Santorini Topography – From Shuttle to Sim
This past week I had a rare opportunity to explore using the virtual world of Second Life (SL) as an immersive means of visualizing and exploring real life topography. Generally, a SL sim already has set terrain and arbitrarily replacing that would break everything developed on it. When a friend is obtaining a new sim (Numantia Maris) and wants something with islands and a lot of water, however, it’s a fresh canvas on which to paint data and create an immersive experience of the topography.
The topography data were part of the dataset produced by the Shuttle Radar Topography Mission (SRTM). The location used was the Greek islands of Santorini. Santorini is interesting both historically and geologically in being the site of a massive volcanic eruption about 1600 BCE.The eruption is thought to have sent tsunami waves up to 75 ft high into the coast of Crete (68 miles distant), contributing to the end of the Minoan civilization. This explosion also may have been the source of the Atlantis legend. Because it was buried by the eruption, the excavation site of Akrotiri was exceptionally well-preserved and has yielded insights into both artwork and architecture.
The finished global data product is at three arc-second resolution (roughly 90 m) delivered in one-degree tiles. The area of interest is selectable using the Earth Explorer. Selecting an area, choosing the SRTM elevation data set, and requesting data makes one or more tile files available. In the case of Santorini, only the N36E25 tile was needed. This included Santorini and all or parts of several other islands as shown in this reduced resolution picture of the tile.
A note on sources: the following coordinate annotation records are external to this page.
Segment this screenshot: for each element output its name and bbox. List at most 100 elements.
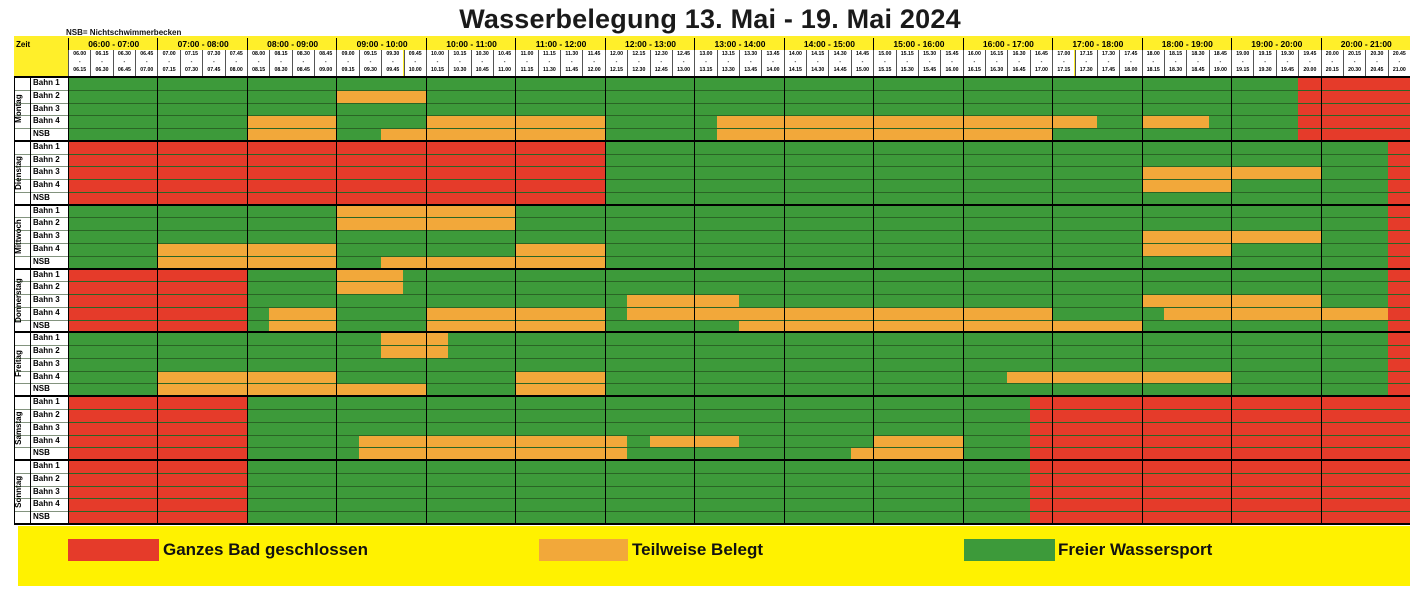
booking-block-partial: [515, 244, 605, 256]
day-divider: [14, 331, 1410, 334]
grid-border: [14, 77, 15, 524]
booking-block-partial: [515, 371, 605, 384]
day-divider: [14, 267, 1410, 270]
booking-block-partial: [1007, 371, 1232, 384]
slot-header: 20.00-20.15: [1320, 50, 1343, 76]
hour-divider: [1141, 77, 1143, 524]
day-divider: [14, 459, 1410, 462]
day-label: Donnerstag: [14, 278, 23, 323]
slot-header: 06.45-07.00: [135, 50, 158, 76]
booking-block-partial: [336, 384, 426, 397]
booking-block-closed: [1387, 256, 1410, 269]
booking-block-closed: [1387, 358, 1410, 371]
slot-header: 14.00-14.15: [783, 50, 807, 76]
booking-block-closed: [1387, 307, 1410, 320]
booking-block-partial: [850, 448, 963, 461]
booking-block-closed: [1029, 473, 1410, 486]
slot-header: 06.30-06.45: [112, 50, 136, 76]
slot-header: 08.15-08.30: [269, 50, 292, 76]
booking-block-partial: [358, 448, 628, 461]
booking-block-partial: [1141, 116, 1209, 129]
booking-block-partial: [1141, 231, 1321, 243]
slot-header: 06.15-06.30: [90, 50, 113, 76]
booking-block-partial: [269, 307, 337, 320]
hour-divider: [694, 77, 696, 524]
slot-header: 18.00-18.15: [1141, 50, 1164, 76]
slot-header: 19.00-19.15: [1231, 50, 1254, 76]
hour-divider: [962, 77, 964, 524]
booking-block-closed: [1298, 116, 1410, 129]
slot-header: 15.00-15.15: [873, 50, 896, 76]
booking-block-partial: [157, 256, 337, 269]
booking-block-partial: [716, 116, 1097, 129]
lane-label: Bahn 4: [33, 180, 60, 190]
day-divider: [14, 395, 1410, 398]
booking-block-closed: [1029, 499, 1410, 512]
slot-header: 20.15-20.30: [1342, 50, 1366, 76]
slot-header: 17.30-17.45: [1096, 50, 1120, 76]
lane-label: Bahn 2: [33, 346, 60, 356]
hour-divider: [425, 77, 427, 524]
lane-label: Bahn 3: [33, 295, 60, 305]
booking-block-partial: [425, 320, 605, 333]
booking-block-partial: [381, 346, 449, 358]
row-divider: [14, 383, 1410, 385]
booking-block-closed: [1387, 141, 1410, 154]
row-divider: [14, 230, 1410, 232]
slot-header: 07.45-08.00: [224, 50, 247, 76]
lane-label: Bahn 2: [33, 473, 60, 483]
lane-label: Bahn 2: [33, 90, 60, 100]
booking-block-partial: [358, 435, 628, 448]
row-divider: [14, 421, 1410, 423]
booking-block-closed: [1298, 90, 1410, 103]
slot-header: 18.30-18.45: [1186, 50, 1209, 76]
slot-header: 12.15-12.30: [627, 50, 650, 76]
lane-label: Bahn 4: [33, 307, 60, 317]
slot-header: 08.00-08.15: [246, 50, 270, 76]
legend-swatch-free: [964, 539, 1055, 561]
lane-label: Bahn 1: [33, 461, 60, 471]
booking-block-partial: [381, 333, 449, 346]
hour-header: 08:00 - 09:00: [246, 38, 337, 50]
row-divider: [14, 498, 1410, 500]
booking-block-closed: [1387, 244, 1410, 256]
hour-divider: [783, 77, 785, 524]
lane-label: Bahn 2: [33, 410, 60, 420]
hour-divider: [157, 77, 159, 524]
slot-header: 16.00-16.15: [962, 50, 986, 76]
hour-divider: [873, 77, 875, 524]
booking-block-partial: [157, 244, 337, 256]
booking-block-closed: [1387, 180, 1410, 192]
booking-block-closed: [1029, 410, 1410, 422]
booking-block-closed: [1387, 231, 1410, 243]
booking-block-closed: [1029, 448, 1410, 461]
hour-header: 07:00 - 08:00: [157, 38, 247, 50]
slot-header: 16.45-17.00: [1029, 50, 1053, 76]
hour-header: 06:00 - 07:00: [68, 38, 158, 50]
booking-block-closed: [1029, 422, 1410, 435]
booking-block-closed: [1029, 397, 1410, 410]
lane-label: Bahn 3: [33, 486, 60, 496]
hour-divider: [515, 77, 517, 524]
slot-header: 06.00-06.15: [68, 50, 91, 76]
row-divider: [14, 166, 1410, 168]
booking-block-closed: [1387, 384, 1410, 397]
lane-label: Bahn 1: [33, 269, 60, 279]
row-divider: [14, 294, 1410, 296]
hour-header: 17:00 - 18:00: [1052, 38, 1142, 50]
booking-block-partial: [381, 129, 605, 141]
slot-header: 19.45-20.00: [1298, 50, 1321, 76]
slot-header: 12.45-13.00: [671, 50, 695, 76]
hour-divider: [1320, 77, 1322, 524]
row-divider: [14, 243, 1410, 244]
booking-block-closed: [1387, 269, 1410, 282]
booking-block-partial: [157, 371, 337, 384]
hour-divider: [604, 77, 606, 524]
booking-block-partial: [425, 307, 605, 320]
booking-block-closed: [1387, 295, 1410, 307]
slot-header: 18.45-19.00: [1208, 50, 1232, 76]
booking-block-partial: [246, 129, 337, 141]
lane-label: Bahn 4: [33, 116, 60, 126]
legend-swatch-partial: [539, 539, 628, 561]
slot-header: 09.30-09.45: [381, 50, 404, 76]
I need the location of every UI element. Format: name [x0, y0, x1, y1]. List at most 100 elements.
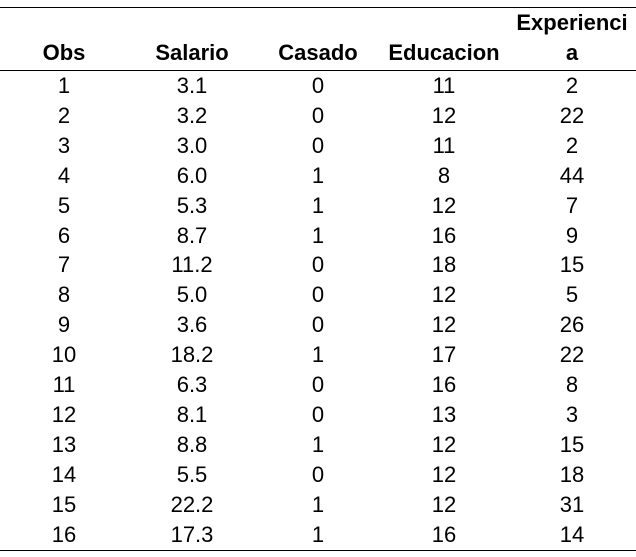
cell-experiencia: 26	[559, 312, 585, 338]
table-header-row: Obs Salario Casado Educacion Experiencia	[0, 7, 636, 71]
cell-salario: 3.6	[176, 312, 208, 338]
cell-experiencia: 7	[565, 192, 579, 218]
header-casado: Casado	[256, 7, 380, 71]
cell-experiencia: 31	[559, 491, 585, 517]
table-row: 4 6.0 1 8 44	[0, 161, 636, 191]
cell-educacion: 12	[431, 192, 457, 218]
table-row: 3 3.0 0 11 2	[0, 131, 636, 161]
cell-casado: 1	[311, 192, 325, 218]
header-experiencia: Experiencia	[508, 7, 636, 71]
cell-casado: 1	[311, 162, 325, 188]
data-table-container: Obs Salario Casado Educacion Experiencia…	[0, 7, 636, 551]
cell-salario: 6.3	[176, 372, 208, 398]
cell-obs: 5	[57, 192, 71, 218]
cell-obs: 11	[52, 372, 76, 398]
cell-experiencia: 44	[559, 162, 585, 188]
cell-educacion: 11	[432, 132, 456, 158]
cell-salario: 8.7	[176, 222, 208, 248]
cell-salario: 5.3	[176, 192, 208, 218]
cell-salario: 3.2	[176, 102, 208, 128]
table-row: 2 3.2 0 12 22	[0, 101, 636, 131]
cell-educacion: 12	[431, 461, 457, 487]
cell-obs: 15	[51, 491, 77, 517]
cell-casado: 0	[311, 401, 325, 427]
cell-educacion: 17	[431, 342, 457, 368]
cell-experiencia: 15	[559, 252, 585, 278]
table-row: 15 22.2 1 12 31	[0, 490, 636, 520]
cell-educacion: 18	[431, 252, 457, 278]
table-row: 14 5.5 0 12 18	[0, 460, 636, 490]
cell-salario: 17.3	[128, 519, 256, 551]
table-row: 8 5.0 0 12 5	[0, 280, 636, 310]
cell-salario: 8.8	[176, 431, 208, 457]
cell-casado: 1	[256, 519, 380, 551]
cell-obs: 7	[57, 252, 71, 278]
cell-experiencia: 9	[565, 222, 579, 248]
table-row: 11 6.3 0 16 8	[0, 370, 636, 400]
header-salario: Salario	[128, 7, 256, 71]
cell-obs: 3	[57, 132, 71, 158]
cell-obs: 8	[57, 282, 71, 308]
cell-educacion: 16	[380, 519, 508, 551]
cell-casado: 0	[311, 252, 325, 278]
cell-educacion: 12	[431, 282, 457, 308]
cell-salario: 6.0	[176, 162, 208, 188]
cell-salario: 5.0	[176, 282, 208, 308]
cell-casado: 1	[311, 431, 325, 457]
cell-casado: 1	[311, 491, 325, 517]
cell-experiencia: 15	[559, 431, 585, 457]
cell-obs: 6	[57, 222, 71, 248]
table-row: 16 17.3 1 16 14	[0, 519, 636, 551]
cell-educacion: 13	[431, 401, 457, 427]
table-row: 13 8.8 1 12 15	[0, 430, 636, 460]
table-row: 5 5.3 1 12 7	[0, 191, 636, 221]
cell-casado: 0	[311, 461, 325, 487]
cell-obs: 10	[51, 342, 77, 368]
cell-educacion: 12	[431, 431, 457, 457]
cell-experiencia: 2	[565, 73, 579, 98]
cell-experiencia: 14	[508, 519, 636, 551]
table-row: 10 18.2 1 17 22	[0, 340, 636, 370]
cell-obs: 1	[57, 73, 71, 98]
cell-salario: 22.2	[170, 491, 214, 517]
header-obs: Obs	[0, 7, 128, 71]
cell-obs: 4	[57, 162, 71, 188]
table-body: 1 3.1 0 11 2 2 3.2 0 12 22 3 3.0 0 11 2 4 6.0 1 8 44 5 5.3 1 12…	[0, 71, 636, 551]
cell-obs: 13	[51, 431, 77, 457]
cell-experiencia: 5	[565, 282, 579, 308]
header-educacion: Educacion	[380, 7, 508, 71]
cell-experiencia: 18	[559, 461, 585, 487]
cell-salario: 3.1	[176, 73, 208, 98]
table-row: 12 8.1 0 13 3	[0, 400, 636, 430]
cell-experiencia: 2	[565, 132, 579, 158]
cell-obs: 2	[57, 102, 71, 128]
table-row: 7 11.2 0 18 15	[0, 250, 636, 280]
cell-educacion: 11	[432, 73, 456, 98]
cell-obs: 14	[51, 461, 77, 487]
table-row: 6 8.7 1 16 9	[0, 221, 636, 251]
header-experiencia-text: Experiencia	[516, 10, 628, 65]
cell-salario: 18.2	[170, 342, 214, 368]
cell-casado: 0	[311, 132, 325, 158]
cell-educacion: 8	[437, 162, 451, 188]
cell-experiencia: 22	[559, 102, 585, 128]
cell-salario: 8.1	[176, 401, 208, 427]
cell-casado: 0	[311, 372, 325, 398]
cell-casado: 1	[311, 222, 325, 248]
table-row: 1 3.1 0 11 2	[0, 71, 636, 101]
cell-obs: 9	[57, 312, 71, 338]
cell-casado: 0	[311, 102, 325, 128]
cell-casado: 1	[311, 342, 325, 368]
cell-salario: 3.0	[176, 132, 208, 158]
data-table: Obs Salario Casado Educacion Experiencia…	[0, 7, 636, 551]
cell-obs: 16	[0, 519, 128, 551]
cell-salario: 11.2	[171, 252, 213, 278]
cell-casado: 0	[311, 282, 325, 308]
table-row: 9 3.6 0 12 26	[0, 310, 636, 340]
cell-educacion: 12	[431, 102, 457, 128]
cell-educacion: 12	[431, 312, 457, 338]
cell-casado: 0	[311, 312, 325, 338]
cell-obs: 12	[51, 401, 77, 427]
cell-educacion: 16	[431, 222, 457, 248]
cell-casado: 0	[311, 73, 325, 98]
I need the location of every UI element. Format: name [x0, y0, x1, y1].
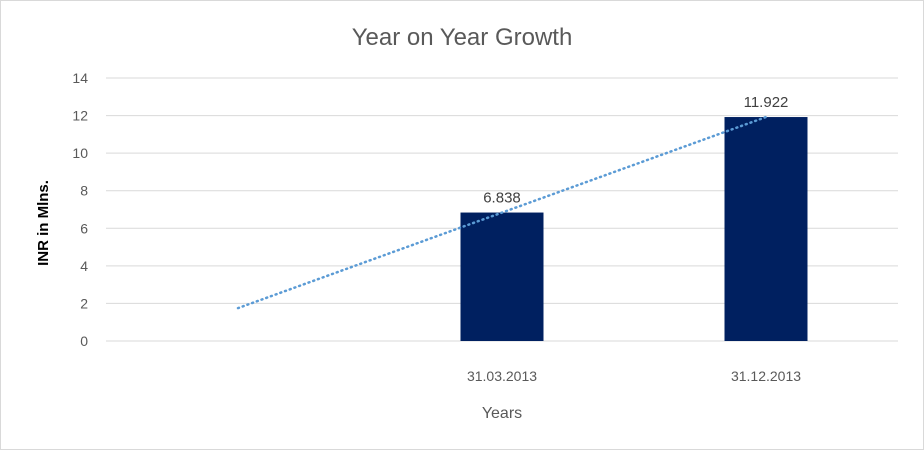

I used Python 2.6 to read in the BIL (Band Interleaved by Line) file and the corresponding Python Imaging Library (PIL) to display it. Once read as binary data, the 1,442,401 16-bit integers of the data tile could be unpacked into a numpy integer array and then reshaped into a 1201 by 1201 array. It was then trivial to sub-select the portion of the array containing Santorini. I then filled-in the small number of missing data points by diffusing in data from the sides of the missing area.
Under it’s “Miscellaneous Functions” category, SciPy contains several PIL interface routines that allow resizing and rotating images stored as arrays. These made it trivial to resample and rotate the selected data portion to a 256 by 256 array with the desired orientation. By happenstance, it turned out that the desired region for Santorini contained 256 x 256 measurements and didn’t have to be resampled.
The 256 by 256 image size was chosen because a SL sim is 256 by 256 meters. Given that measurements are about 90 m apart, mapping the measurements onto a sim one-for-one creates about a 1:90 scale model horizontally. Vertically, I took the log of the elevations and then scaled the result to 50 m. This compresses the vertical scale in a manner appropriate for SL terrain. Since the SRTM data did not provide ocean bottom values, I created a set of fractal noise varying about an initial value of 7.5 m. Note that SL uses 20 m as its nominal sea-level height. The noise was produced by successive doubling from an initial grid of one square, where the scale of vertical noise was reduced by 2-1/2 at each iteration. The noise was then added in where the topography height was zero. Finally, the data were written out as a SL raw file.
One uploads the raw file onto the waiting sim. Nothing happens for a minute or two. Then, suddenly the land takes form with the shape of Santorini. A bit of playing with the four terrain textures height interpolated by the SL sim software, and there is reddish volcanic rock rising from the sea before us. It’s very definitely a scale model, but one large enough to sail a boat into the caldera.
My appreciation to Stonehedg Magic, owner of Numantia Maris, and to Desmond Shang, governor of the Victorian, steampunk realm of Caledon, for making this effort possible.